M. Spi­nasse, qui s’in­té­res­sait fort au « petit com­merce » en 1936 – 37, dis­tri­bua, comme ministre, aux « petits bou­ti­quiers » sui­vants : Maga­sins du Louvre, 8 mil­lions ; Dufayel, 4 mil­lions ; Hôtel de Ville (Bazar), 3 mil­lions ; Petits-fils de Wen­del, 25 mil­lions ; de Wen­del (Nan­cy), 4 mil­lions ; Acié­ries de Rom­bas, 6 mil­lions ; Acié­ries de Longwy, 11 mil­lions ; Acié­ries de Jeu­mont, 5 mil­lions ; Acié­ries de Pom­pey, 4 mil­lions. Et j’en laisse !

Régime féodal

Oui, le capi­ta­lisme s’a­dapte, et il revient sous une forme plus vaste, à ses débuts : la féodalité.

Le mal­thu­sia­nisme, qui est un crime pour les juristes, est deve­nu la pra­tique cou­rante de nos éco­no­mistes. Ceux-ci ont com­men­cé par enser­rer la pro­duc­tion dans des liens étroits, des chaînes mul­tiples et solides. 

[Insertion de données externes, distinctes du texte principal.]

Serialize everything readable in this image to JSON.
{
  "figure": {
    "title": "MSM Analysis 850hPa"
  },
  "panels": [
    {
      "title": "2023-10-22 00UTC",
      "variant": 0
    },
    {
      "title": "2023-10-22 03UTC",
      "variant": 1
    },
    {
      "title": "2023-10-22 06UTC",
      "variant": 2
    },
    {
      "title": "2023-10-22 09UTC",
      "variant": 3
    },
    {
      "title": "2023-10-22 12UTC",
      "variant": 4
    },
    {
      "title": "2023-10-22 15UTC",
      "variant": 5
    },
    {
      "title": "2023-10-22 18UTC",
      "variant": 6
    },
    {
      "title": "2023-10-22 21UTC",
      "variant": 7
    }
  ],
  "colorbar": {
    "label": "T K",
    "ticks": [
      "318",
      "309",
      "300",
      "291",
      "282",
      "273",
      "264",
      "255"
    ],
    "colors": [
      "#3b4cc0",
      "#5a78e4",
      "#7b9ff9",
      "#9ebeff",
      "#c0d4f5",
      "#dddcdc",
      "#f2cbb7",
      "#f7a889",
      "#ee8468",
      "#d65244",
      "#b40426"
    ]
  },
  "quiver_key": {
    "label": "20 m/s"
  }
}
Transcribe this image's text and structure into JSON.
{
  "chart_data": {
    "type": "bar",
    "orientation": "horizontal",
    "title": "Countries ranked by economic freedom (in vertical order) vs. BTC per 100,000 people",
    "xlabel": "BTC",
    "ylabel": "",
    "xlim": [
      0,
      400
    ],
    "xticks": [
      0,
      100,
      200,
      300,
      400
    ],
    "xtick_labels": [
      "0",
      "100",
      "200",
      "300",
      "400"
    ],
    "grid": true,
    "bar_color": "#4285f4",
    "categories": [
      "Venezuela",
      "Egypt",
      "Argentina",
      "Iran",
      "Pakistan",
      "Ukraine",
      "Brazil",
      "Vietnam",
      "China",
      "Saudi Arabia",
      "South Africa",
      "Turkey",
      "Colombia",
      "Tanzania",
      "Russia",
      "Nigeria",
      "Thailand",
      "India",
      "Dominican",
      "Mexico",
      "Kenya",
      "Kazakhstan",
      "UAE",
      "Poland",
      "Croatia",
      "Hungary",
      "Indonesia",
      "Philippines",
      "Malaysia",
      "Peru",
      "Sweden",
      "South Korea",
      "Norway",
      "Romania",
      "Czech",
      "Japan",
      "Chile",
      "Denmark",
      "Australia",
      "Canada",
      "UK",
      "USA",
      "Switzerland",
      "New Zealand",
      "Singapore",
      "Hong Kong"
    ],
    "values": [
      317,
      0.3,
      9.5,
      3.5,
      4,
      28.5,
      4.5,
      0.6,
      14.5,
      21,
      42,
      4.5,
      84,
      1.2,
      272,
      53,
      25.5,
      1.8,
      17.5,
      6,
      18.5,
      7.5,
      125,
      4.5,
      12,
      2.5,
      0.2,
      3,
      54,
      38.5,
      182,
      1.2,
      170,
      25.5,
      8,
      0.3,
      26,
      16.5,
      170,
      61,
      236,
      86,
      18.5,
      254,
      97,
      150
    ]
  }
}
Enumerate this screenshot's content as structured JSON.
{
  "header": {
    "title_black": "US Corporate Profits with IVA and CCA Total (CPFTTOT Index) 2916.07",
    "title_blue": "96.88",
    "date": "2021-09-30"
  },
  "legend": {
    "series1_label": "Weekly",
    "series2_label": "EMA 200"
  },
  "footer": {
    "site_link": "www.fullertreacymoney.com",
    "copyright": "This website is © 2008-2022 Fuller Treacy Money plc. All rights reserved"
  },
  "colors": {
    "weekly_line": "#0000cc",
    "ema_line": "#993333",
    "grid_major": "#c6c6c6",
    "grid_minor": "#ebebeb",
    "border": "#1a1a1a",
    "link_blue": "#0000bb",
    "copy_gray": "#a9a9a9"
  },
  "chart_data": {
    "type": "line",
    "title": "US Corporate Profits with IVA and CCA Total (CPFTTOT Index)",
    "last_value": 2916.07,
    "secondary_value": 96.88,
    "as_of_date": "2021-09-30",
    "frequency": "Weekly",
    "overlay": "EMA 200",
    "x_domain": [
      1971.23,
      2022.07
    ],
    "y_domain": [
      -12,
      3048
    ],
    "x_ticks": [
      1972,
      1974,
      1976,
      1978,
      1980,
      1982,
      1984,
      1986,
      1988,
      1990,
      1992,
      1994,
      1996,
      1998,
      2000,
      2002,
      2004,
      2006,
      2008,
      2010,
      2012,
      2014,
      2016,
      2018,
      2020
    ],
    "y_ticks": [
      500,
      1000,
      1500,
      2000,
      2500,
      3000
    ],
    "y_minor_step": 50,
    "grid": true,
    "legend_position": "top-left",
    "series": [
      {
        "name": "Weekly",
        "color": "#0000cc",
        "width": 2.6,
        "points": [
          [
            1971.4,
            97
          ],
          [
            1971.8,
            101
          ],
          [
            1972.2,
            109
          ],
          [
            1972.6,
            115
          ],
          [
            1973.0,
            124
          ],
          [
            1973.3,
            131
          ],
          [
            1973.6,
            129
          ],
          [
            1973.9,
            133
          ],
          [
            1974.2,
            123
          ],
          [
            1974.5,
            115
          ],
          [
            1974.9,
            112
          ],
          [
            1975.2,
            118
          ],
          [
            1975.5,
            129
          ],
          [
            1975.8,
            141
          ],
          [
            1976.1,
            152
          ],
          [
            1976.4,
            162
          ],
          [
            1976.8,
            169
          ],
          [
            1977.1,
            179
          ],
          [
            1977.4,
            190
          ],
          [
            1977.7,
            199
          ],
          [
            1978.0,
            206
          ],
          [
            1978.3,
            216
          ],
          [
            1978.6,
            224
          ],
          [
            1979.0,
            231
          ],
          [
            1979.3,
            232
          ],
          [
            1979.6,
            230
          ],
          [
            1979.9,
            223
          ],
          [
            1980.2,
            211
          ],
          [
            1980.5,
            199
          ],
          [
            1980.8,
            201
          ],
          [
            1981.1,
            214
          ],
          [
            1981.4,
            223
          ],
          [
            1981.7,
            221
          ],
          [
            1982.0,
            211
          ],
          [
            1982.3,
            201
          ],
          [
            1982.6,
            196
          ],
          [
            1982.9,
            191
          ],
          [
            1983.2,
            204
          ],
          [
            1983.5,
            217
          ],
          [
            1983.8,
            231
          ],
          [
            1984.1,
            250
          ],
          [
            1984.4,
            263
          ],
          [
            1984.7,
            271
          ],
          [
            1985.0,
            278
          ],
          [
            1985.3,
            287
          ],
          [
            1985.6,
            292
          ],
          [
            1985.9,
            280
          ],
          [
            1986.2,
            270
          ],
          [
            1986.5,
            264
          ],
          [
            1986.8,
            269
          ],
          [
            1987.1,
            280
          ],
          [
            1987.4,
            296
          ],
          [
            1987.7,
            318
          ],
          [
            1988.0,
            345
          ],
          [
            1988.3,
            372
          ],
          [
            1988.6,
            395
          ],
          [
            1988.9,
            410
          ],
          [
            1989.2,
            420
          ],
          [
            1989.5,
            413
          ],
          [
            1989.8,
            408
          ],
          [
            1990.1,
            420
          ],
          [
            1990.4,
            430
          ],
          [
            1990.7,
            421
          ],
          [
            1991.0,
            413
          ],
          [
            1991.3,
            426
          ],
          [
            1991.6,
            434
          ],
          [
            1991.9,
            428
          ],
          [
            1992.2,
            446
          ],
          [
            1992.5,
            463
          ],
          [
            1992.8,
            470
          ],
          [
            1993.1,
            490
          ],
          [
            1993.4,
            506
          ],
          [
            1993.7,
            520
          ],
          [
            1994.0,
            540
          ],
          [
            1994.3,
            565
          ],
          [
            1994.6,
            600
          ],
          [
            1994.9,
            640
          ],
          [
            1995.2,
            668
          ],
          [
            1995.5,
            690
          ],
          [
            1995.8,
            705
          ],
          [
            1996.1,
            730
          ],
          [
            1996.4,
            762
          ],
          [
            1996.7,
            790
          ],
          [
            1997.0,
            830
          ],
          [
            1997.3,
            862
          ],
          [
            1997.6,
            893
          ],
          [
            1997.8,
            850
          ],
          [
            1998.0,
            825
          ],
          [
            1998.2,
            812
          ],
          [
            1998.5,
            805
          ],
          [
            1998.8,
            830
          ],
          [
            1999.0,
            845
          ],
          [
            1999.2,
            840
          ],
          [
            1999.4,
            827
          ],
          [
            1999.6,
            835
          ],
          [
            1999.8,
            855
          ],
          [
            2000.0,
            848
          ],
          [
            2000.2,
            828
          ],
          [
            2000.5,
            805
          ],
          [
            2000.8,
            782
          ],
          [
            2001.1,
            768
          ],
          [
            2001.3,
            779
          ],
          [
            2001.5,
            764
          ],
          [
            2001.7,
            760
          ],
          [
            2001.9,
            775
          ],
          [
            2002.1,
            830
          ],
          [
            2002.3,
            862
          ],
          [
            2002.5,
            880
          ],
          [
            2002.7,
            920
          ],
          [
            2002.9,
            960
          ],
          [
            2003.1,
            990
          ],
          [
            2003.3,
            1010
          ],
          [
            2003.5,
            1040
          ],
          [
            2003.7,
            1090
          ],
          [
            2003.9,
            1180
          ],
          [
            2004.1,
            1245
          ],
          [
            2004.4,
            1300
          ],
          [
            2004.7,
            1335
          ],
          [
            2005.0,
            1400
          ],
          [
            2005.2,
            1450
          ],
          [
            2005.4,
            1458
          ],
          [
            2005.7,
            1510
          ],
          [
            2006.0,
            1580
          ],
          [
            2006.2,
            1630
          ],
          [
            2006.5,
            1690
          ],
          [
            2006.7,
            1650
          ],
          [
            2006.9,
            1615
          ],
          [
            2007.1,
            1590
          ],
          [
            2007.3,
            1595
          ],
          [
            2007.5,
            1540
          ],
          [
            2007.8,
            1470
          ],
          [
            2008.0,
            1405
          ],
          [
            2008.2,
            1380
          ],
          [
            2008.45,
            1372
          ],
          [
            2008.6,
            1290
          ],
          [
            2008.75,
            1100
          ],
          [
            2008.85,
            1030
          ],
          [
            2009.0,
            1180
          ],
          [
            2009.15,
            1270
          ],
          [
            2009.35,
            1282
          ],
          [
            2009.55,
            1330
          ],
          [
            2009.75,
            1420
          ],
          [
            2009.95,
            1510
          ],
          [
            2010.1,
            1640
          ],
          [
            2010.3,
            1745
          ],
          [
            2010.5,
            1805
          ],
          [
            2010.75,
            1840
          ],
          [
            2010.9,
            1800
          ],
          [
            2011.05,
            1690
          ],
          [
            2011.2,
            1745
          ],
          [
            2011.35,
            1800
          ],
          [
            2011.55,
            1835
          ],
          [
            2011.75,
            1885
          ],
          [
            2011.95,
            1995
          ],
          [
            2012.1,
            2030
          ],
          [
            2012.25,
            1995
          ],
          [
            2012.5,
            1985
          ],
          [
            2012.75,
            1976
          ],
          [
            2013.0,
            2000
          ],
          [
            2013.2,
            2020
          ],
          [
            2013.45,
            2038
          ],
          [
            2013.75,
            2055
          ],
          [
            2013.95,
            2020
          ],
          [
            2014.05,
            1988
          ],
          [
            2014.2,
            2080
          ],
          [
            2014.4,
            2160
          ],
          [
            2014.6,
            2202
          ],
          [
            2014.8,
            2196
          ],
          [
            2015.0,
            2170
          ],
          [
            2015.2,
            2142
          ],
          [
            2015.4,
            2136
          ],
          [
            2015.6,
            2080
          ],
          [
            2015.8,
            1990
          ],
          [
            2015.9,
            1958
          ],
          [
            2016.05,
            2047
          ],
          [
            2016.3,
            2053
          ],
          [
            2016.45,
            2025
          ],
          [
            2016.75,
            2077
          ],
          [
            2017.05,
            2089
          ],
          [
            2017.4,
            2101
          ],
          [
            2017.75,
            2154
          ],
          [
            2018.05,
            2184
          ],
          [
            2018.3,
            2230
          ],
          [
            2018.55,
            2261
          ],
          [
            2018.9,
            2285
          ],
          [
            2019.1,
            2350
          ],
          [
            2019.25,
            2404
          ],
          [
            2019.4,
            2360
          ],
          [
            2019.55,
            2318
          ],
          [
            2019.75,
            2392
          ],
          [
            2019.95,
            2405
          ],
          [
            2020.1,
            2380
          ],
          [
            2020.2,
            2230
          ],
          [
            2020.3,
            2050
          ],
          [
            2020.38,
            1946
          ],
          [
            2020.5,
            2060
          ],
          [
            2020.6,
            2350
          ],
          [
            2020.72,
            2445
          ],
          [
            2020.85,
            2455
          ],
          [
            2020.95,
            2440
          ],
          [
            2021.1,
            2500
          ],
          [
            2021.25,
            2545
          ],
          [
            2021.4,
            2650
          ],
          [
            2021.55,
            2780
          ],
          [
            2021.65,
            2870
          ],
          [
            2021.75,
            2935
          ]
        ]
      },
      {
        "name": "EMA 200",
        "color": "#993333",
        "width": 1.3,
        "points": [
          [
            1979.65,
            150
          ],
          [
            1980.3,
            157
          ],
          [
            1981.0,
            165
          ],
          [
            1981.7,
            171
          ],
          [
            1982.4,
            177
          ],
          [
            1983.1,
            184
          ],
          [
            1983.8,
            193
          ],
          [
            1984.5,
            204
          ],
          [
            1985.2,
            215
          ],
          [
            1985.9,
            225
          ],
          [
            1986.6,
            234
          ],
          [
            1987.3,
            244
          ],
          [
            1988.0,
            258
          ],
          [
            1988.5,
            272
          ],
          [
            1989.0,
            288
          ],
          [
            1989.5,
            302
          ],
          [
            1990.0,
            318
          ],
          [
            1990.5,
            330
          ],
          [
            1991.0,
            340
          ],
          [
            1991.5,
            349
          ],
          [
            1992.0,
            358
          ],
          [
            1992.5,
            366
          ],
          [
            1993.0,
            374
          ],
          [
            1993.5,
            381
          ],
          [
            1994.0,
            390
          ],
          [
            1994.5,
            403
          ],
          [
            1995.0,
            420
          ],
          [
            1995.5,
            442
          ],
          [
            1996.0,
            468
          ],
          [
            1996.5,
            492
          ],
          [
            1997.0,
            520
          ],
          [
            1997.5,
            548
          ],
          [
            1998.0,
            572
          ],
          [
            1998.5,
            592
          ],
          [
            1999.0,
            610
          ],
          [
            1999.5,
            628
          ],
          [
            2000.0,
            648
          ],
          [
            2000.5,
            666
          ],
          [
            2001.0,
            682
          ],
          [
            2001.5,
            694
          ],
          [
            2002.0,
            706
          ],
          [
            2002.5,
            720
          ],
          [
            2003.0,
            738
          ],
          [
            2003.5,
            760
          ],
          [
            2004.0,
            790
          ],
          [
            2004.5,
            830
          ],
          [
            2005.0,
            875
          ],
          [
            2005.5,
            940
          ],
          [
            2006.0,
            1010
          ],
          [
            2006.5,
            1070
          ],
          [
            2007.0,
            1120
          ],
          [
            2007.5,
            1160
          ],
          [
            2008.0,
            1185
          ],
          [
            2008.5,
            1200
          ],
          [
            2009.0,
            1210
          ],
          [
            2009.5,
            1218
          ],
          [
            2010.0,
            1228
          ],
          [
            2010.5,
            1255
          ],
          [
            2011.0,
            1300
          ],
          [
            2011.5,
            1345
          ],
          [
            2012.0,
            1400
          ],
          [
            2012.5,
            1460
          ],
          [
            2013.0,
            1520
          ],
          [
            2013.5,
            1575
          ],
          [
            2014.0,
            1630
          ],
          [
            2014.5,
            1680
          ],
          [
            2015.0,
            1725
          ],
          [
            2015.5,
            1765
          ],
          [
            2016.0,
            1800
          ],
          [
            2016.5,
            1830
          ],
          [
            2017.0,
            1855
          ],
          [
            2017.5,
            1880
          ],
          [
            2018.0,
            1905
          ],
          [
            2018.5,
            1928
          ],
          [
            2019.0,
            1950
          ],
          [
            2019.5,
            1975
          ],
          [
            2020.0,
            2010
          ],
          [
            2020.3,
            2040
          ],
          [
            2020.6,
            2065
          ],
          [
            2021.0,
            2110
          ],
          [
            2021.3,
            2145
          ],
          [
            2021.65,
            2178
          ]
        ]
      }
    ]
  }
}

Nous pas­se­rons rapi­de­ment réduc­tion des embla­vures de blé ; réduc­tion des super­fi­cies du vignoble ; agran­dis­se­ment des mailles des filets de pêche ; plan Ste­ven­son pour la réduc­tion des cultures en hévéas (caou­tchouc).

Comme cela ne suf­fi­sait pas encore, comme les stocks s’en­flaient néan­moins, il ne leur res­tait qu’une solu­tion : le mal­thu­sia­nisme éco­no­mique, bap­ti­sé, pour la cir­cons­tance, et pom­peu­se­ment : assai­nis­se­ment des marchés. 

Oui, nous retrou­vons là, à une échelle plus vaste évi­dem­ment, le carac­tère pro­fond de l’é­co­no­mie féo­dale : contrainte, sta­bi­li­sa­tion de la pro­duc­tion à tout prix pour main­te­nir une norme de pro­fits convenable.